Chona is not a word. Why? Because chona has no meaning. One measly vowel switched, and we've gone from relishing the rich images a fine old word can stir up to a meaningless sound that we greet with the "Huh?" of incomprehension. What does chona mean? Nothing!
Neither does chana, chena, or chuna mean anything in English. Or bhina, dhuna, thina, or rhuna; or for that matter, hinac, naich, cinha, or hanic. All these are possible words — manic and panic are words, for instance, so why not hanic? It's a word-like sound, but it isn't a word — yet! All it needs to become a word is for someone somewhere to call something a hanic — a sharp bit of clipped toenail, perhaps — and for other people to agree, okay, from now on hanic means a sharp bit of clipped toenail. Then hanic will have meaning, and I'd suggest to all husbands: if you trim your toenails in bed, don't leave any hanics where your spouse might roll over them in her sleep!
The next mystery: the link between word and meaning is nearly always arbitrary, based only on the ancient agreement that cat means "cat" and dog means "dog." True, onamatopoetic words like sneeze, cough, whoosh, and squelch get their meaning from the similarity of the word sound to the sound of the thing meant, and some pictographs resemble their meaning: the Chinese character ren which means "man" or "human," does resemble us stripped down to our two-legged essentials:
人
But few words are onamatopoetic, and letters are not pictographs. The sound of an English word seldom contains any hint of what it means. Nothing but eons of communal agreement make black black and white white. If we all agreed, black could mean "white," and white could mean "fireplace."
Words aren't the only communication symbols that link arbitrarily to their meaning. Why does shrugging our shoulders mean "I don't know"? I don't know, I reply, shrugging my shoulders. To show amused skepticism, my Brazilian brother-in-law puts his right index finger below his right eye and gives lower lid a brief tug downward. Which means, sarcastically, "Yeah, right!" Why does the gesture mean that? I asked him. "Because everybody in Brazil knows what it means," he replied.

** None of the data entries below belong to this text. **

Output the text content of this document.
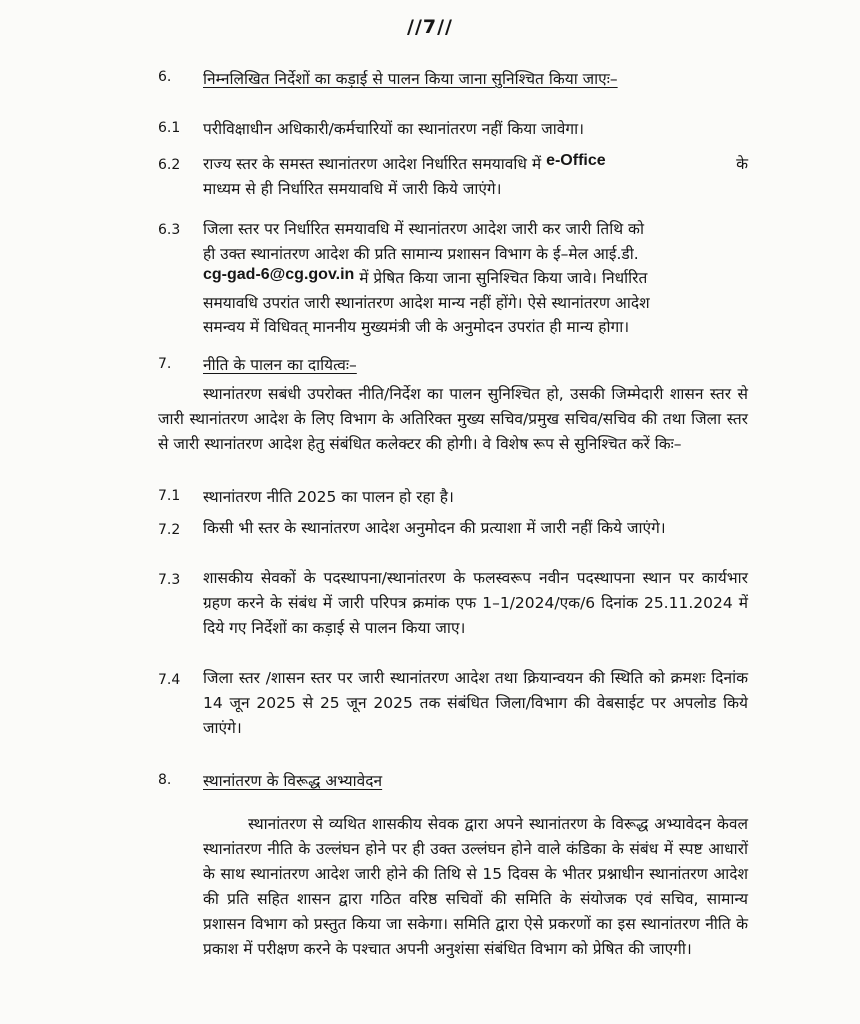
//7//
6. निम्नलिखित निर्देशों का कड़ाई से पालन किया जाना सुनिश्चित किया जाएः–
6.1 परीविक्षाधीन अधिकारी/कर्मचारियों का स्थानांतरण नहीं किया जावेगा।
6.2 राज्य स्तर के समस्त स्थानांतरण आदेश निर्धारित समयावधि में e-Office	के
माध्यम से ही निर्धारित समयावधि में जारी किये जाएंगे।
6.3 जिला स्तर पर निर्धारित समयावधि में स्थानांतरण आदेश जारी कर जारी तिथि को
ही उक्त स्थानांतरण आदेश की प्रति सामान्य प्रशासन विभाग के ई–मेल आई.डी.
cg-gad-6@cg.gov.in में प्रेषित किया जाना सुनिश्चित किया जावे। निर्धारित
समयावधि उपरांत जारी स्थानांतरण आदेश मान्य नहीं होंगे। ऐसे स्थानांतरण आदेश
समन्वय में विधिवत् माननीय मुख्यमंत्री जी के अनुमोदन उपरांत ही मान्य होगा।
7. नीति के पालन का दायित्वः–
स्थानांतरण सबंधी उपरोक्त नीति/निर्देश का पालन सुनिश्चित हो, उसकी जिम्मेदारी शासन स्तर से जारी स्थानांतरण आदेश के लिए विभाग के अतिरिक्त मुख्य सचिव/प्रमुख सचिव/सचिव की तथा जिला स्तर से जारी स्थानांतरण आदेश हेतु संबंधित कलेक्टर की होगी। वे विशेष रूप से सुनिश्चित करें किः–
7.1 स्थानांतरण नीति 2025 का पालन हो रहा है।
7.2 किसी भी स्तर के स्थानांतरण आदेश अनुमोदन की प्रत्याशा में जारी नहीं किये जाएंगे।
7.3 शासकीय सेवकों के पदस्थापना/स्थानांतरण के फलस्वरूप नवीन पदस्थापना स्थान पर कार्यभार ग्रहण करने के संबंध में जारी परिपत्र क्रमांक एफ 1–1/2024/एक/6 दिनांक 25.11.2024 में दिये गए निर्देशों का कड़ाई से पालन किया जाए।
7.4 जिला स्तर /शासन स्तर पर जारी स्थानांतरण आदेश तथा क्रियान्वयन की स्थिति को क्रमशः दिनांक 14 जून 2025 से 25 जून 2025 तक संबंधित जिला/विभाग की वेबसाईट पर अपलोड किये जाएंगे।
8. स्थानांतरण के विरूद्ध अभ्यावेदन
स्थानांतरण से व्यथित शासकीय सेवक द्वारा अपने स्थानांतरण के विरूद्ध अभ्यावेदन केवल स्थानांतरण नीति के उल्लंघन होने पर ही उक्त उल्लंघन होने वाले कंडिका के संबंध में स्पष्ट आधारों के साथ स्थानांतरण आदेश जारी होने की तिथि से 15 दिवस के भीतर प्रश्नाधीन स्थानांतरण आदेश की प्रति सहित शासन द्वारा गठित वरिष्ठ सचिवों की समिति के संयोजक एवं सचिव, सामान्य प्रशासन विभाग को प्रस्तुत किया जा सकेगा। समिति द्वारा ऐसे प्रकरणों का इस स्थानांतरण नीति के प्रकाश में परीक्षण करने के पश्चात अपनी अनुशंसा संबंधित विभाग को प्रेषित की जाएगी।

This random link between symbol and meaning may be one reason we come up with so few new words. Columnists talk about all the new words springing up in the Cyber Age (cyber being one of them!), but I am more struck by the put-put pace of new word coinage compared to the zooming speed of social change. When faced with something new to describe, we nearly always prefer to build the new word from old word roots: telephone, phonograph, transistor, computer; we seldom choose one of those orphaned almost-words like hanic or rhina and give them the life they long for. The randomness of the word/meaning link frightens us a bit; we fear that if in the whirl of onrushing time we abandoned tradition and started calling the Internet the haptarg or memory chips slabards, we'd drift off into outer word-space and never get home again.

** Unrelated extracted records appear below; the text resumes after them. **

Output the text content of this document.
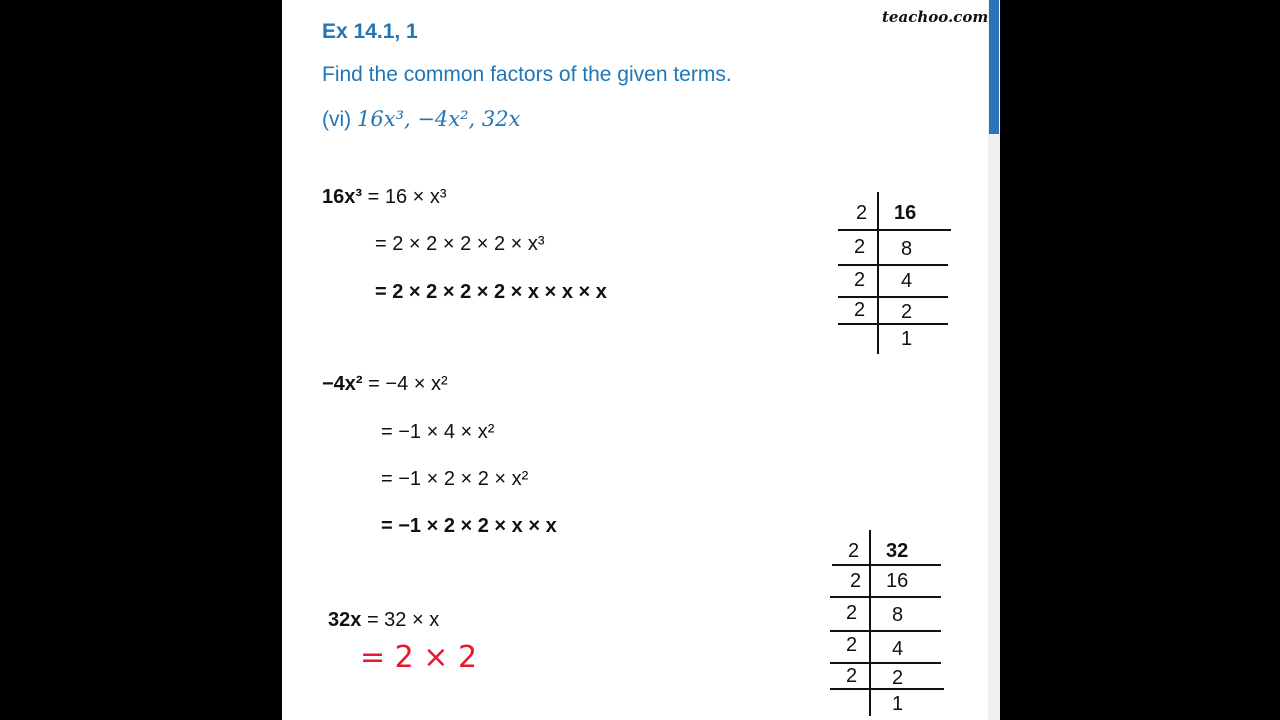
teachoo.com
Ex 14.1, 1
Find the common factors of the given terms.
(vi) 16x³, −4x², 32x
16x³ = 16 × x³
= 2 × 2 × 2 × 2 × x³
= 2 × 2 × 2 × 2 × x × x × x
−4x² = −4 × x²
= −1 × 4 × x²
= −1 × 2 × 2 × x²
= −1 × 2 × 2 × x × x
32x = 32 × x
= 2 × 2
2
2
2
2
16
8
4
2
1
2
2
2
2
2
32
16
8
4
2
1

Instead, whenever possible we recast old words to suit new meanings, and the word/meaning combo becomes language, a self-replicating web, a virtual mirror image of the world, a verbal double helix of sound and meaning that accompanies us on our spiral path down through the ages. The link between word and meaning grows and changes as we grow and change, helping us keep an unbroken continuity to our distant past even as it helps us describe and deal with new opportunities, new problems, new events, and new ideas.